Chrześcijański konwertyta Mehdi Akbari napisał w liście przemyconym z więzienia Evin o swoim żalu po stracie jedynego dziecka Amira-Ali w 2021 r. W liście, który po raz pierwszy pojawił się w mediach 7 lipca, Mehdi mówi, że nosi w sobie żal "jak stłumiony płacz i niewyrażony smutek". Amir-Ali, który cierpiał na porażenie mózgowe, zmarł w wieku 18 lat w ośrodku opiekuńczym, w którym mieszkał od czasu uwięzienia ojca w czerwcu 2020 roku.

Mehdi był samotnym rodzicem swojego syna, którego śmierć była podobno spowodowana komplikacjami po operacji. Mehdi został poinformowany, że Amir-Ali zmarł, ale władze więzienia nie pozwoliły mu uczestniczyć w pogrzebie. W swoim liście Mehdi pisze o ostatnich chwilach spędzonych z synem, którego ostatecznie pozwolono mu odwiedzić dwa miesiące przed śmiercią "po napisaniu dziesiątek listów". "Kiedy Amir-Ali zobaczył mnie w kajdankach i więziennym ubraniu, upewnił się, że go nie opuściłem, nawet w takich warunkach" - pisze. "To było tak, jakby mój syn znosił swoją bolesną chorobę tylko trochę dłużej, abyśmy mieli ostatnią szansę na spotkanie, choć w więziennych ubraniach i w obecności funkcjonariuszy.

Ze względu na nakaz sądowy musiałem wrócić do celi, ale uważam, że najlepszym momentem w moim życiu był ostatni raz, kiedy przytuliłem mojego Amira-Ali". "Dwa miesiące później Amir-Ali zmarł. Opłakiwałem jego stratę w więzieniu i zmagałem się z wyrzutami sumienia, że nie byłem przy jego łóżku w jego ostatnich chwilach. Władze więzienia nie zgodziły się na krótki urlop, abym mógł uczestniczyć w pogrzebie Amira-Alego. Dopiero kilka dni później zostałem wysłany na dziesięciodniową przepustkę".

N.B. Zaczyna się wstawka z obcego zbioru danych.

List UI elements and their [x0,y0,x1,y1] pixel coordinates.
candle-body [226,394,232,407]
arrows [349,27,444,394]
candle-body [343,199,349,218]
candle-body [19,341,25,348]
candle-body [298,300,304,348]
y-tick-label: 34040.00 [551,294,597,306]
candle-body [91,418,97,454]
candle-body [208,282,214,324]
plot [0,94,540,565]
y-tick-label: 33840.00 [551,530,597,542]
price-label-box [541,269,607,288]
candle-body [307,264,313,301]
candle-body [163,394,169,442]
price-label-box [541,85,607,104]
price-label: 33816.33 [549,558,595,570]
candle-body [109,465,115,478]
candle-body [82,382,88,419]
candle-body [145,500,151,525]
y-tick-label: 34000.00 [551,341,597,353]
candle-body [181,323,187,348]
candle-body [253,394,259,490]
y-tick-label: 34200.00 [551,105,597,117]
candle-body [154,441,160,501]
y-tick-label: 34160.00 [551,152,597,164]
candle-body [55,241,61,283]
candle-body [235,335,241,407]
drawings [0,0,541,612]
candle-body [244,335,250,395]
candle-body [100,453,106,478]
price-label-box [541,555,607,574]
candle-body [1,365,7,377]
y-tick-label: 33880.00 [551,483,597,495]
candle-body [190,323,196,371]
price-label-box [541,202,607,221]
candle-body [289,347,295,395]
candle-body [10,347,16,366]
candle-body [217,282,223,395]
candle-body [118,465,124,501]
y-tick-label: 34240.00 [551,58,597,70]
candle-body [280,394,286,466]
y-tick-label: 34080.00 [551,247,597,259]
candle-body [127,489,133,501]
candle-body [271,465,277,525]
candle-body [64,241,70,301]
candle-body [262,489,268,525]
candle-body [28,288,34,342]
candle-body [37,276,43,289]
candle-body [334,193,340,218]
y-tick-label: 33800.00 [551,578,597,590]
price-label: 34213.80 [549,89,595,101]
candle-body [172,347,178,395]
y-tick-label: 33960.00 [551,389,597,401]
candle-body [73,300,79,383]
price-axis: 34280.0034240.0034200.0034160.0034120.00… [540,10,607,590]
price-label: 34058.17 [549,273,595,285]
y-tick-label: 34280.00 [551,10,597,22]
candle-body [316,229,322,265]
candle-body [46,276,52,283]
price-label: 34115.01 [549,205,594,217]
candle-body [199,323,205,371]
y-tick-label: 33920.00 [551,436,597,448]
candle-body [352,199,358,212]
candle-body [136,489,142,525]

W liście Mehdi opisuje również trudności, z jakimi borykał się od czasu aresztowania w 2019 r., w tym miesiąc w izolatce, odmowę dostępu do prawnika i skazanie w pięciominutowym procesie sądowym. Pisze, że nawet po trzech latach spędzonych w teherańskim więzieniu Evin nadal nie jest w stanie zrozumieć, w jaki sposób członkostwo w kościele domowym może być postrzegane jako "działanie przeciwko bezpieczeństwu narodowemu", na podstawie którego został skazany w 2020 r. na dziesięć lat pozbawienia wolności.

"Czy oddawanie czci Bogu jest takim przestępstwem?" - pyta Mehdi...

Chwalmy Boga za wytrwałą wierność Mehdiego pomimo otaczających go bolesnych okoliczności. Pamiętajmy w swoich modlitwach o tym drogim naszym bracie, prosząc, aby nieustannie otrzymywał on wzmocnienie i pokrzepienie serca, umysłu i ciała. Módlmy się, aby Bóg nadal potężnie działał w całym Iranie, prowadząc wielu do wiary w Chrystusa – w tym również urzędników rządowych, sędziów czy strażników więziennych.